Liberman: Yes, absolutely. Comparing people with and without tinnitus is a big part of the next five years of our combined work together. Although there are likely many ways to cause tinnitus, we believe that, in a lot of cases, tinnitus is elicited by nerve degeneration in the inner ear. There is accumulating evidence from animal studies that if you have less neural activity going to the auditory brain, the central circuits try to compensate by jacking up the gain. This increased gain leads to a number of problems, the most important being tinnitus and hyperacusis, reduced tolerance for moderate-level sounds.

It’s important to understand the underlying mechanisms, but, of course, what really matters is the development of treatments. In another collaborative grant, I work with Dr Gabriel Corfas of the University of Michigan on the development of approaches to neural regeneration. What’s exciting and promising about the problem of “hidden hearing loss” is that the neural degeneration in the aging ear disconnects the auditory nerve from the hair cell but not from the brain. The survivability of auditory nerve fibers, even in the face of massive degeneration of sensory cells, is why cochlear implants work.

In “hidden hearing loss”, we have a situation where a lot of the sensory cells survive and a lot of the neurons survive, but they’re disconnected. We have shown in mice that, after noise damage, you can stimulate the auditory nerve fibers to send out new processes and make new connections with the hair cells by delivering a naturally occurring molecule called neurotrophin-3. We have also shown in the aging mouse that we can halt the progressive loss of these neural connections by using genetic tools to cause the overproduction of neurotrophin-3 in the inner ear.

Sutherland: I’m sure that our readers are going to be very interested to learn the results of this next phase of research. How close do you feel you are to be able to revive the connection?
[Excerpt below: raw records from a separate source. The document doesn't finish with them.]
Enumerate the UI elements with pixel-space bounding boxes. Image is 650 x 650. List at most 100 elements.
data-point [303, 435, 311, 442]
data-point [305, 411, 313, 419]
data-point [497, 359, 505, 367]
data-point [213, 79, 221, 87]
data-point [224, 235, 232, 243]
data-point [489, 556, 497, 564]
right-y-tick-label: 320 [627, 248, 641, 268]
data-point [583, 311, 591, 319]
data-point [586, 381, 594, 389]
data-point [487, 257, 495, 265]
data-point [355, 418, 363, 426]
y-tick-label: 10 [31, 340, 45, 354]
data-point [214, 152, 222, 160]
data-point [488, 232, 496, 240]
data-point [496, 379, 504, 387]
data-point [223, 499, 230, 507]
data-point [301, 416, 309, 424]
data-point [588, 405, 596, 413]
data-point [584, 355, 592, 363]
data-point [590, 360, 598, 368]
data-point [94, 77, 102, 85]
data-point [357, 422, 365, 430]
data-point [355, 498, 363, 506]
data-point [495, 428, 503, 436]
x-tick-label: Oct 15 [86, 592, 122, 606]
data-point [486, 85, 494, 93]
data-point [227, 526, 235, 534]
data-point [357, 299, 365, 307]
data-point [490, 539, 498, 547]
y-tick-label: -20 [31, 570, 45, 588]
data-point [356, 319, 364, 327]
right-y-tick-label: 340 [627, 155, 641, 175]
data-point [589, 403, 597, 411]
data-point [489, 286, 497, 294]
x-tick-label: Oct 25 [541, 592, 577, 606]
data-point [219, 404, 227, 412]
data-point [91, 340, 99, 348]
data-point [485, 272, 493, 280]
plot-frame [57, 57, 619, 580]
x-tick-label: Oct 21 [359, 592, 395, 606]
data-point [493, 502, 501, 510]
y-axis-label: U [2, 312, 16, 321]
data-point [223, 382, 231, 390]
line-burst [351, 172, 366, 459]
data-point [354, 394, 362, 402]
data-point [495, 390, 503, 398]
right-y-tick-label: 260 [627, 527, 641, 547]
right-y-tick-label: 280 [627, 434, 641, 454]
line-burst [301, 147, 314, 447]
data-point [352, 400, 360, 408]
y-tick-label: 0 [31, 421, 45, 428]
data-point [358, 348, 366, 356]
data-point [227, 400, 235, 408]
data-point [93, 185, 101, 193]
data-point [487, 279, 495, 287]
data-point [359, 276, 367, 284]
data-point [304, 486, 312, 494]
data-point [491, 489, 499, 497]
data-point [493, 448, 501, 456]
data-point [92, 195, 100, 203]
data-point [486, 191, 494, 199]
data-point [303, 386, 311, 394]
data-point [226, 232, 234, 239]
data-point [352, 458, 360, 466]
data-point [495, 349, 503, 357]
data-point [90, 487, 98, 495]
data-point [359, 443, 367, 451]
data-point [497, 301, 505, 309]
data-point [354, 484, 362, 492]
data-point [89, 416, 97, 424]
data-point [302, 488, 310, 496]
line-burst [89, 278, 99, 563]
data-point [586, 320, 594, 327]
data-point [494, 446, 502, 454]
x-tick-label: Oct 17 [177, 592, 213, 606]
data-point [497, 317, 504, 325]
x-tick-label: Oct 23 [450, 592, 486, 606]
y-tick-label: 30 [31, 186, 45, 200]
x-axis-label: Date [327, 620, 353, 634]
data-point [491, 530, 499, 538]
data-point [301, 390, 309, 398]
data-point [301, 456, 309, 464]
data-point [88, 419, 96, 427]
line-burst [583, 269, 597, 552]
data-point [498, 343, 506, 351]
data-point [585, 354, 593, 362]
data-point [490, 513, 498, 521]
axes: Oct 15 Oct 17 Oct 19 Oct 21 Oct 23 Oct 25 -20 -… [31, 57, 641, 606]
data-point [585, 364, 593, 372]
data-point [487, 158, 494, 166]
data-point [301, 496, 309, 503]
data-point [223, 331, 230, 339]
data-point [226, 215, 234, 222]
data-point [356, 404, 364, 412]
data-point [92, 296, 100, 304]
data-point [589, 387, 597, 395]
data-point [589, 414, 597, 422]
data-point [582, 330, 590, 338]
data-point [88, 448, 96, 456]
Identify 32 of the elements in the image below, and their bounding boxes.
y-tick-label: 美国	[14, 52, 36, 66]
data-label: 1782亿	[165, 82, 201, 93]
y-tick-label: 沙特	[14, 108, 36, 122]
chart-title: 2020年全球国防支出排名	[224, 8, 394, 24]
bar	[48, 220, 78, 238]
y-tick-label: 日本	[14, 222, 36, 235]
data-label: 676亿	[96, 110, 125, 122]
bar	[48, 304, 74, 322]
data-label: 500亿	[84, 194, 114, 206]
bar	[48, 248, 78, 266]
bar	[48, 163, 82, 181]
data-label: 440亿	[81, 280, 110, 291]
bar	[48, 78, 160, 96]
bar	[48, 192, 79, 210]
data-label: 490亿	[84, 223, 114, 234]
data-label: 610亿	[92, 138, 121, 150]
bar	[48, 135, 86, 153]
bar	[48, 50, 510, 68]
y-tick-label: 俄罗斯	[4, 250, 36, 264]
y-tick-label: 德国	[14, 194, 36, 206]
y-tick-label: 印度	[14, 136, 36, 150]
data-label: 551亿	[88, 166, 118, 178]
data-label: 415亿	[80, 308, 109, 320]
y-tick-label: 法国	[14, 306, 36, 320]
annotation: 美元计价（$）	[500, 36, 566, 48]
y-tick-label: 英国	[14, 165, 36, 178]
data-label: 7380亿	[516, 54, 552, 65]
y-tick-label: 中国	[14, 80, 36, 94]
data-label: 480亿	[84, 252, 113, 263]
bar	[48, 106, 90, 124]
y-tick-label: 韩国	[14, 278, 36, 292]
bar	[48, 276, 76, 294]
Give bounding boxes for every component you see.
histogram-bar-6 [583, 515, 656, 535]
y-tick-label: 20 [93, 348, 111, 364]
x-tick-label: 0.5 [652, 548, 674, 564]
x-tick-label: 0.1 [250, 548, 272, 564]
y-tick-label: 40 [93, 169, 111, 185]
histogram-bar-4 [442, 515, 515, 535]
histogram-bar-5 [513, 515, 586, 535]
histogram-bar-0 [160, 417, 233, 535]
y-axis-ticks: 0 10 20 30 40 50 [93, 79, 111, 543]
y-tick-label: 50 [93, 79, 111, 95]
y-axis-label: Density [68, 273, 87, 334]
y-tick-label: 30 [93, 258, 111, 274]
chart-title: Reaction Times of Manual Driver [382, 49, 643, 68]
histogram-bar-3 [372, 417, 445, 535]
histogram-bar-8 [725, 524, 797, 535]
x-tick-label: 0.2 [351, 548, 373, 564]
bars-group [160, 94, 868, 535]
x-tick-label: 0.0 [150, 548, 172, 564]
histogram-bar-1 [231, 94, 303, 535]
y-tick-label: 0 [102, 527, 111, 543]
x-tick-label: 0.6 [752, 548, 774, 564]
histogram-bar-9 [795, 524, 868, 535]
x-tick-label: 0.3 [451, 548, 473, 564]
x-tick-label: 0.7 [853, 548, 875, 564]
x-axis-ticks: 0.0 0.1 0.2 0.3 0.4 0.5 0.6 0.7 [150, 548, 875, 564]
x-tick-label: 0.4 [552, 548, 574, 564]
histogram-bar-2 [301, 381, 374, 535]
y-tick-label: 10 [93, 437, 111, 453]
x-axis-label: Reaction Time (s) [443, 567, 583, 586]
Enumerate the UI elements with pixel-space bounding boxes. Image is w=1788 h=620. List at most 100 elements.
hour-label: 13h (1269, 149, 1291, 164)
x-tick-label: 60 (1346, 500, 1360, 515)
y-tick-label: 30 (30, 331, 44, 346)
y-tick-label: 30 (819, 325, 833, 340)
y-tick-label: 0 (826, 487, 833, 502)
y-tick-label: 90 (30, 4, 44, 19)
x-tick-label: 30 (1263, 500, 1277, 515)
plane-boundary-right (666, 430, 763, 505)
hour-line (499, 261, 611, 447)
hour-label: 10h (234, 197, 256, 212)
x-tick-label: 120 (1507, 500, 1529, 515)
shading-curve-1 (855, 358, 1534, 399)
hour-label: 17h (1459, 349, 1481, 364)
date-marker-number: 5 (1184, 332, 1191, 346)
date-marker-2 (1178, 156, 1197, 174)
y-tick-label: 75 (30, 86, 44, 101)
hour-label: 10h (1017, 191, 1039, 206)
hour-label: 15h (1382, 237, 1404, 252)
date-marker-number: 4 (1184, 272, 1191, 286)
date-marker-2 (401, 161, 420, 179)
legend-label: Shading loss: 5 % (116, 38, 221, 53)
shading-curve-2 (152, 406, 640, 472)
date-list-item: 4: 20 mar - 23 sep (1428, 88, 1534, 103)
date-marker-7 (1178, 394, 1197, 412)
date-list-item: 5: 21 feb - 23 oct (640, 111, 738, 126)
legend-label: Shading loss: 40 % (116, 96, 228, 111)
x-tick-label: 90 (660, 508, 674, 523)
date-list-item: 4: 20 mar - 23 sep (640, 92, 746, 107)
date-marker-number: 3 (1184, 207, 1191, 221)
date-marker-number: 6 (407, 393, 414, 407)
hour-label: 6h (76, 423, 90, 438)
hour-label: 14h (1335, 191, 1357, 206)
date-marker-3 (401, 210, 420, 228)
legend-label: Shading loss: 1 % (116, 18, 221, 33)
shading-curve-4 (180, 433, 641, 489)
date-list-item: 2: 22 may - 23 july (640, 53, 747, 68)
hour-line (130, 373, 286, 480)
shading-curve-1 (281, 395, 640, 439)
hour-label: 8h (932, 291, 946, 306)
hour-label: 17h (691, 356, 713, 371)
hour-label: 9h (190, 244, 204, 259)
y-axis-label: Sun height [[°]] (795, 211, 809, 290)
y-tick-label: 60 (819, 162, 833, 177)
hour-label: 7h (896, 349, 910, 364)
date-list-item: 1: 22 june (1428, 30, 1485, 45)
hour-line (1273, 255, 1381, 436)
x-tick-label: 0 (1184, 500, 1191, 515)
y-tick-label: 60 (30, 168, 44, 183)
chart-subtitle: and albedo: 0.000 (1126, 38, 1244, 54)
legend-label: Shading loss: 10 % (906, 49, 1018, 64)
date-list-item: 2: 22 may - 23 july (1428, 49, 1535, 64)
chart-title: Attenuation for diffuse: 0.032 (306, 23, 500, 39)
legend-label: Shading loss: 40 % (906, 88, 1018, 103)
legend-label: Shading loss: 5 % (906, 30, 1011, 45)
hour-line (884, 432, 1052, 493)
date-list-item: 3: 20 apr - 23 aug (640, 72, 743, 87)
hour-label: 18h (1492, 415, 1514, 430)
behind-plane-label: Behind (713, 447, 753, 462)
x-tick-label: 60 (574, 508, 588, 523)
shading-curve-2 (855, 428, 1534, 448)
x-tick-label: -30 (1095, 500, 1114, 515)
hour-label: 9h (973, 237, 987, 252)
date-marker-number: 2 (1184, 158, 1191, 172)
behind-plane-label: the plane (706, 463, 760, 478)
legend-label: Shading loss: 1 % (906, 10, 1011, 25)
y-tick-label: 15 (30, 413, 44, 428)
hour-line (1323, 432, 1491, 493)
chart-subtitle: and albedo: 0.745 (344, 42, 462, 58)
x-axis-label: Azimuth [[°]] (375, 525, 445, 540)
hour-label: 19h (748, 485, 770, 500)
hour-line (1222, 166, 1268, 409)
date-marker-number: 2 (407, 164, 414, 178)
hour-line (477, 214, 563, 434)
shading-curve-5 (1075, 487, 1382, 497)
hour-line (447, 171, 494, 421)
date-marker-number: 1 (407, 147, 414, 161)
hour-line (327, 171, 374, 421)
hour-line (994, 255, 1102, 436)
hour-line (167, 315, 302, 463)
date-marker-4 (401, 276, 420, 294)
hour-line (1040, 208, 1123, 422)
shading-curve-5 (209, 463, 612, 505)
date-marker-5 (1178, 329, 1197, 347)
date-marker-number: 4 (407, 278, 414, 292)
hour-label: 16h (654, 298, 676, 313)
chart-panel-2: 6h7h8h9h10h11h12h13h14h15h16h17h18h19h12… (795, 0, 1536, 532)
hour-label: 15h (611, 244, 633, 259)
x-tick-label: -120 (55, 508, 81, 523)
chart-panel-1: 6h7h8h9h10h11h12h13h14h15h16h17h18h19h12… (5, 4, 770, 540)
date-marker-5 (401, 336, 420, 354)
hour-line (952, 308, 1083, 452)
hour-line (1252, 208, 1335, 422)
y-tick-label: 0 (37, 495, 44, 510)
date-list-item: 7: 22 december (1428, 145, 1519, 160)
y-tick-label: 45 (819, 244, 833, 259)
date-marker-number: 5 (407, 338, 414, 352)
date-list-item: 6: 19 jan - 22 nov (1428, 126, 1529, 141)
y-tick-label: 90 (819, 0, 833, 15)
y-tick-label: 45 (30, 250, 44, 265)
Liberman: Yes, the “When” question is a hard one. We believe these treatments are applicable in principle to humans, but there is a lot of further work to be done before such treatments might appear in the clinic. In the animal model, the neurotrophin delivery treatment only works if applied within a few days of the noise exposure and that presents obvious practical challenges in the human context. It’s possible that using gene therapy approaches, we can chronically boost the levels of neurotrophins in the inner ear to improve the survival of auditory nerve connections in aging and after noise. We have proof of principle experiments in an animal model, but there’s still a while to go before it’s going to be applicable in the clinics.

Sutherland: We have a few minutes left of our time together. Do you have anything else you would like to add to our conversation?

Liberman: We’ve pretty much covered the bases.

Sutherland: Thank you, Dr Liberman. Take care.

Liberman: You too.

This interview has responses that have been condensed and/or edited for readability.